Se despertó en Severine un estupor triste. Sabía cuánto poder ejercía sobre el alma de Pierre, y, asimismo, que esta alma, que era suya, se cerraba frente a ella, la rechazaba como su carne le rechazaba a él.

Flotaba el fracaso sobre el silencio que reinaba entre ambos, y éste se hacía pesado, impenetrable.

Por suerte, ambos sentían recíprocamente esa apasionada amistad capaz de apaciguarlo todo. Ninguno de sus sentimientos esenciales se hundió con aquella derrota.

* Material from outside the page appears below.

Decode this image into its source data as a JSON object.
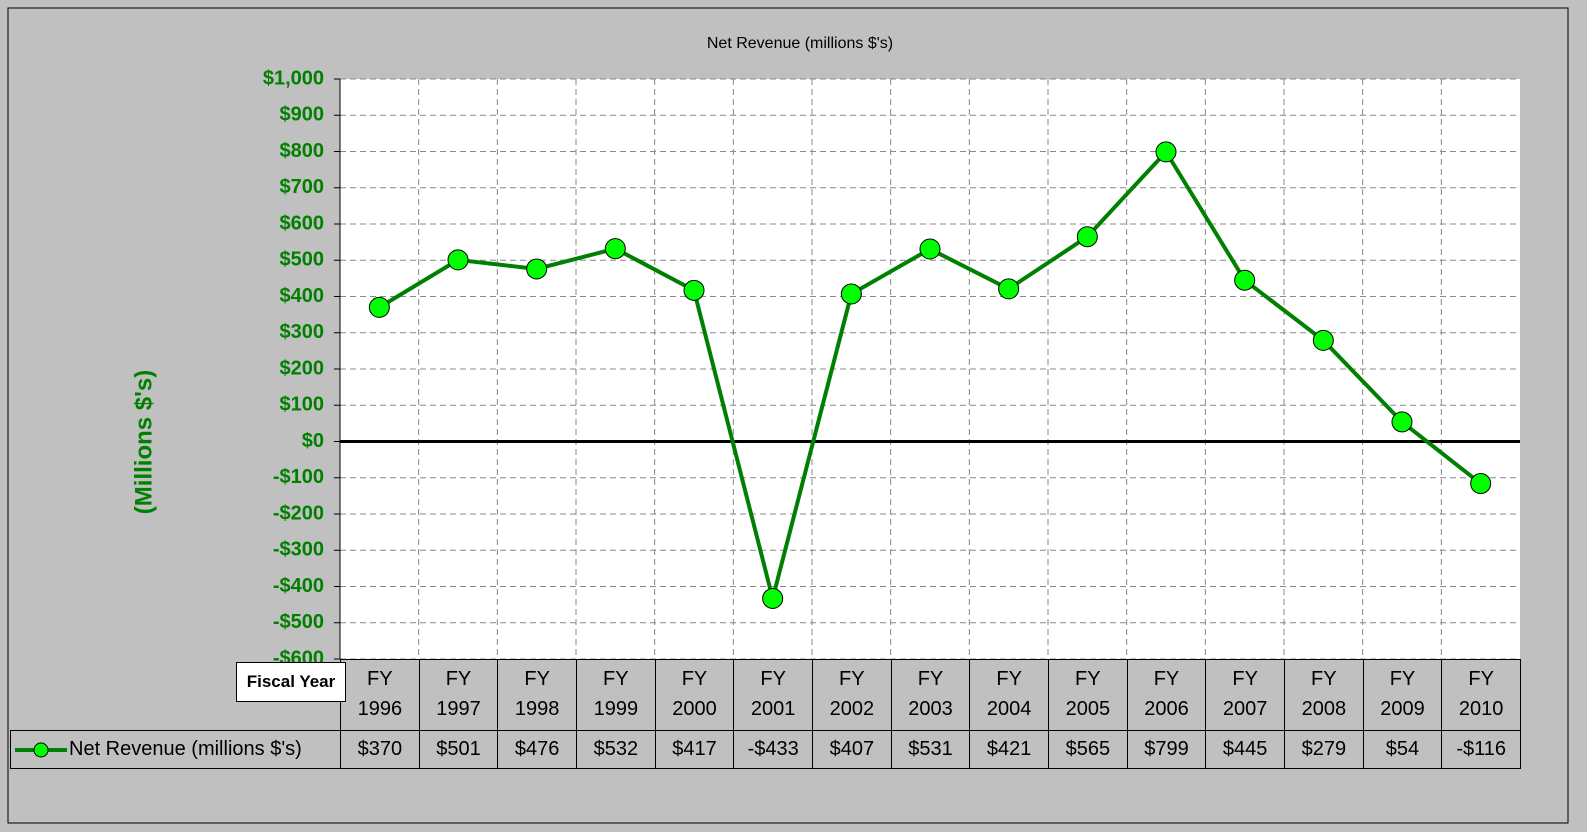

Por el contrario, ésta les acercaba y afirmaba lo que era indestructible. Inconscientemente, Severine apoyó su mano en la de su marido. Él la apretó con firmeza, sin que ninguna inquietud sensual turbara el movimiento, como un compañero de camino, de vida. Ella respondió en los mismos términos.

«El placer», pensaron al mismo tiempo, «no es más que una llama fugitiva. Nosotros somos dueños de un bien menos frecuente y más seguro».

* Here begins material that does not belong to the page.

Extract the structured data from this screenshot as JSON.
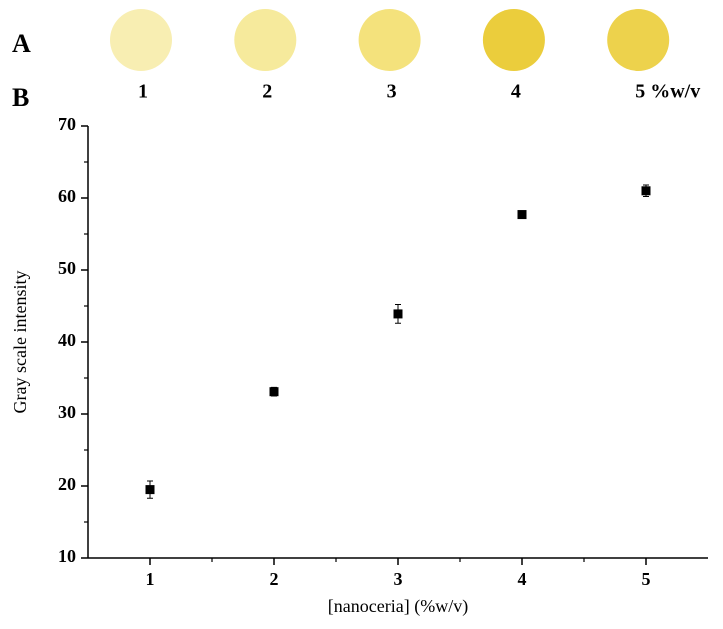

Se abría paso la luz del día, que disipa las misteriosas y profundas disputas que comprometen a los instintos, lianas de las sombras. Pierre y Severine se miraron y sonrieron. La luz recién nacida, implacable para todo cuanto se marchita, respetó sus rostros jóvenes. Emergían de la noche, llenos de limpieza y frescor.

—Aún es pronto —dijo Severine—. Tienes tiempo antes de ir al hospital. Acompáñame al Bosque.

—¿No te cansarás?

—No estoy enferma. Ya pasó todo. Vístete de prisa.

Cuando Pierre abandonó la habitación, Severine recordó de pronto que no le había dicho nada de lo ocurrido con Husson.

No se lo diré nunca —decidió—. No quiero causarle ni un solo sufrimiento inútil.

Se sintió mejor al ocultar por primera vez algo a Pierre y comprendió que le amaba más que antes.